IL-11 was a hematopoietic growth factor derived from the bone marrow stromal cells, and played a significant role in the regulation of hematopoiesis, while the mechanisms that how it affected the epithelial cells, thus playing the regulatory roles towards the epithelial cells and the anti-inflammatory effects were still unclear. Through the experiment, we found that the IL-11 pretreatment group and the high-dose group exhibited the faster recovery speed of intestinal mucosa, and the probable reasons might be related with that IL-11 could accelerate the mitosis of intestinal lacunar cells. This feature, which was basically consistent with the previous report, was verified by the PCNA immunohistochemical staining (18). PCNA was mainly synthesized in the G1 and S phase of cell cycle, playing important roles in the cellular proliferation. It has been previously reported that IL-11-accelerated mucosal recovery was because it speeded the proliferation of gastrointestinal mucosal cells and gastrointestinal wall muscle cells (19). It has also been demonstrated that IL-11 might reduce the expressions of pro-inflammatory factors, such as TNF-αs (20, 22). Findings have shown that transient cell cycle arrest is a possible mechanism by which rhIL-11 may protect intestinal epithelial cells from damage induced by chemotherapy or radiation therapy (23). In brief, in-depth studies are still needed to reveal the anti-infective mechanisms of IL-11. The results of in vivo studies on rat model of mucositis indicated that IL-11 might act through directly penetrating the epithelial cells and tissues.
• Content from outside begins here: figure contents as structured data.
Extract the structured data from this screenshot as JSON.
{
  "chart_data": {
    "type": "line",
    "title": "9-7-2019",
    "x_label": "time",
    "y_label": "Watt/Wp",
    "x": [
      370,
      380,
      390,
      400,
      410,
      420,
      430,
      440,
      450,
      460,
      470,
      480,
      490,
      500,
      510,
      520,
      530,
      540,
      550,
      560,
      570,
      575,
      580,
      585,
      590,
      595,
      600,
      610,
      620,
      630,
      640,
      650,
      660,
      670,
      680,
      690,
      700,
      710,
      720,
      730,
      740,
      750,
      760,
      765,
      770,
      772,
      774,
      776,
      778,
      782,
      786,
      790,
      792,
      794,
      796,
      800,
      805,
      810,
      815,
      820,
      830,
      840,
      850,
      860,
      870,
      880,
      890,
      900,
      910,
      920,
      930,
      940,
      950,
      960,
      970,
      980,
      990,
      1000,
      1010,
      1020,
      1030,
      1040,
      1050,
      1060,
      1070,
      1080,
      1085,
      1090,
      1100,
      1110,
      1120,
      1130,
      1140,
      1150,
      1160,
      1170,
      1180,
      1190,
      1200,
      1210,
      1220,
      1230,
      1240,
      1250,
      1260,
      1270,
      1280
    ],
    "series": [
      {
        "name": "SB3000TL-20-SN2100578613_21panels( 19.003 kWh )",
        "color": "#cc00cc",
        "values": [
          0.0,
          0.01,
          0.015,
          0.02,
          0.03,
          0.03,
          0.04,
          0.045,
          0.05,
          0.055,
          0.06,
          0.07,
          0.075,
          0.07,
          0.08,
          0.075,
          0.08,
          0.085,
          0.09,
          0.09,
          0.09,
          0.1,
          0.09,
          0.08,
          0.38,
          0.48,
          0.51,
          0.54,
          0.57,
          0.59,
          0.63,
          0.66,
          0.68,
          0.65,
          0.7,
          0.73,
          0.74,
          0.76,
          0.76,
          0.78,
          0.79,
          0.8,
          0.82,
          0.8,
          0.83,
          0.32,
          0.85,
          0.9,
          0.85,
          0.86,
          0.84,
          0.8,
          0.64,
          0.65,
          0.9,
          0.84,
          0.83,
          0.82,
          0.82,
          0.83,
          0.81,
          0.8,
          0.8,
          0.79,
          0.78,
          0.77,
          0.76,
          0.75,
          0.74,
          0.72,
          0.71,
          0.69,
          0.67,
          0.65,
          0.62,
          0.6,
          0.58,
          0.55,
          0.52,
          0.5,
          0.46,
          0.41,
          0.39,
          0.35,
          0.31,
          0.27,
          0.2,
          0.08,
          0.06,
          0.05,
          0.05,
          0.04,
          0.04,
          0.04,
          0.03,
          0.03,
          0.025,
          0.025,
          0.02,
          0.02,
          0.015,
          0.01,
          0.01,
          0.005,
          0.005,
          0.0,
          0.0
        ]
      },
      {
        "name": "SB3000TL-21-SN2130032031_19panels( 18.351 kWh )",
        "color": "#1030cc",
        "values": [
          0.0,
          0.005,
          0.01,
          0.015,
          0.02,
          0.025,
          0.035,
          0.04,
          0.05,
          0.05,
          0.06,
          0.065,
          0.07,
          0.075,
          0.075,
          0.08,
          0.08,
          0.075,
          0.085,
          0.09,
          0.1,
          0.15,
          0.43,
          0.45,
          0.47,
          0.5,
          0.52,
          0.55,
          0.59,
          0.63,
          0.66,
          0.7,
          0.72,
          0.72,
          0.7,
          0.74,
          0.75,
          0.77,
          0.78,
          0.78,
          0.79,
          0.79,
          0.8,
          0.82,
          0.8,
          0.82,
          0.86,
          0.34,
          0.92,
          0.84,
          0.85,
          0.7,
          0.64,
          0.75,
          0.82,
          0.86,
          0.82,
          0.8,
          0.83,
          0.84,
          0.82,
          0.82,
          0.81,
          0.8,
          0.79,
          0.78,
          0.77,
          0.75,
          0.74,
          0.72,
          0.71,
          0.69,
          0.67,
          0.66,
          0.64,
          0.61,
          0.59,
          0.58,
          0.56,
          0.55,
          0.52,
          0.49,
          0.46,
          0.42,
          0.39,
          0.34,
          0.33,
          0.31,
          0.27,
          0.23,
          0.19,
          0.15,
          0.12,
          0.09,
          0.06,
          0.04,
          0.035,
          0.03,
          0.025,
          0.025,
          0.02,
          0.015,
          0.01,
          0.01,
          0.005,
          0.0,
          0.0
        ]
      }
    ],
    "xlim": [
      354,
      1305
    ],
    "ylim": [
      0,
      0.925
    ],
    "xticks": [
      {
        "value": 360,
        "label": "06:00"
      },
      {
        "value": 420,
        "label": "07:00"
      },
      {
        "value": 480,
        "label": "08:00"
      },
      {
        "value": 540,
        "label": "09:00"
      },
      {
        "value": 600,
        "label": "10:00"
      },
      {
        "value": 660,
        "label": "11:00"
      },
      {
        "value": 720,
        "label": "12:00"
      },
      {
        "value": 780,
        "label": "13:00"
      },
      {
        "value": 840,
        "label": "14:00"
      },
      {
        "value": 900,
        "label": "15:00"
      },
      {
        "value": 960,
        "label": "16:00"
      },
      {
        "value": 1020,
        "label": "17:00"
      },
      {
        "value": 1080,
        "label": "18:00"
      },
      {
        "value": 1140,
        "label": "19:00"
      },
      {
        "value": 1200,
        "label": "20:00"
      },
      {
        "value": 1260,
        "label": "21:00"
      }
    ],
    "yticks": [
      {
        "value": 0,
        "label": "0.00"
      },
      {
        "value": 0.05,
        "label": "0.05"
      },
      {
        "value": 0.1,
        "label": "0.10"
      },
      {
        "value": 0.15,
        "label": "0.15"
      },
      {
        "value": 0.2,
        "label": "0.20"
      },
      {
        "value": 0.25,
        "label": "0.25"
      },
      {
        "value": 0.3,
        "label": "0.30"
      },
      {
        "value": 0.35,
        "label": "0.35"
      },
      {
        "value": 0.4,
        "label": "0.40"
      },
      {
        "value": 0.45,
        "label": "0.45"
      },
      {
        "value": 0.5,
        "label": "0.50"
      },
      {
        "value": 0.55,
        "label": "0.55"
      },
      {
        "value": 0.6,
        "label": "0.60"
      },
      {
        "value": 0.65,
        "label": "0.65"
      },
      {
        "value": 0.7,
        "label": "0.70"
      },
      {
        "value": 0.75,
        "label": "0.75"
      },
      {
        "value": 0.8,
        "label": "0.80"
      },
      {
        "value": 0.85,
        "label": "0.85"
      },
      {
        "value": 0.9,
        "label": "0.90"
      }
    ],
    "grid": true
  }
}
In this study, the human T-lymphoblastic leukemia cell line (CEM) was used as the target, and morphological observation was also used to investigate the impacts of different -concentration of IL-11 towards the CEM proliferation and the anti-tumor effects of MTX. Findings showed that IL-11 could not promote the proliferation of CEM cells, thus it could be safely used for the bone marrow suppression after the HDMTX chemotherapy.

Conclusion

IL-11 could reduce the severity of HDMTX-induced intestinal mucositis, and improve the survival rate of experimental rats. But, IL-11 could not promote the proliferation of CEM cells. IL-11 could be safely used as the adjuvant treatment of HDMTX in childhood leukemia.

Acknowledgment

The results described in this paper were part of student thesis. Special acknowledgements should be given to the teachers in the Animal Laboratory , School of Medicine of Shandong University, and the Shandong Provincial Institute of Basic Medical research. Project No.: 2013-03-02-35-03, Shandong Provincial Health Bureau.

Conflict of interest

All authors have no conflict of interest regarding this paper.